Il passato non promette bene: da principe di Galles, Carlo ha utilizzato la sua posizione per cercare di imporre al governo le sue preferenze in temi disparati come il trattamento dei tassi (i mammiferi), l’equipaggiamento dell’esercito, la gestione delle scuole statali, il finanziamento pubblico alla protezione del moro della Patagonia (il pesce Dissostichus eleginoides), la disponibilità di cure omeopatiche nel servizio sanitario pubblico, la protezione di edifici storici, senza omettere un trattamento speciale per la sua proprietà personale. Ora ha promesso che resterà fuori dalla politica e alcuni ex-premier gli credono, ma il lupo, si sa, perde il pelo ma non il vizio.

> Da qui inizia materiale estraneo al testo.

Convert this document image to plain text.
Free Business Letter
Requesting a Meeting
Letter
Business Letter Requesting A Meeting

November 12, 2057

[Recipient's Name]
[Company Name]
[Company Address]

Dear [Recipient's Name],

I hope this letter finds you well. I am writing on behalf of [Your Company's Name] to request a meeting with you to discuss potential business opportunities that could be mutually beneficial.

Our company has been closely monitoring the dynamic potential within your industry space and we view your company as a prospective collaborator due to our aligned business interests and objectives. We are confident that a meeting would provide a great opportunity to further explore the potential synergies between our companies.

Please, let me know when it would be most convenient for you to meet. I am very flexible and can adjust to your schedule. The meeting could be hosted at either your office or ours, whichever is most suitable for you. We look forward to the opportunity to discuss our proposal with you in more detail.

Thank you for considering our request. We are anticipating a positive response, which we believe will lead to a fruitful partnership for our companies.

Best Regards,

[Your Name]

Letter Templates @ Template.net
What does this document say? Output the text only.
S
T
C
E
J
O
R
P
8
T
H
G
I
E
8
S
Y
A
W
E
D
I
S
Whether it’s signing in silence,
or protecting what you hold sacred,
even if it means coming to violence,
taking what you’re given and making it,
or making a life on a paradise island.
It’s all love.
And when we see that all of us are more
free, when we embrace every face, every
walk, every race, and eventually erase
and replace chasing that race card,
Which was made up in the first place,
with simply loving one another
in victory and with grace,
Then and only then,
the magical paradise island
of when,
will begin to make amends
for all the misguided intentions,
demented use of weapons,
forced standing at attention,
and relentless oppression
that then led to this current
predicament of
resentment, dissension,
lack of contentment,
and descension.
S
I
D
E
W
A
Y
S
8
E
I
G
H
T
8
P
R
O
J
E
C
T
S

Staremo a vedere. Anche se la monarchia porta indubbi benefici al paese, dal rispetto internazionale, non solo nel Commonwealth, al reddito dovuto al turismo, al piacere personale di chi è presente quando un membro della famiglia reale partecipa alla cerimonia per l’apertura di un ospedale, di un centro culturale, di un campo di calcio in quartieri di periferia o città di provincia, davvero non scommetterei che, alla fine del secolo, Londra sarà ancora la capitale di una monarchia.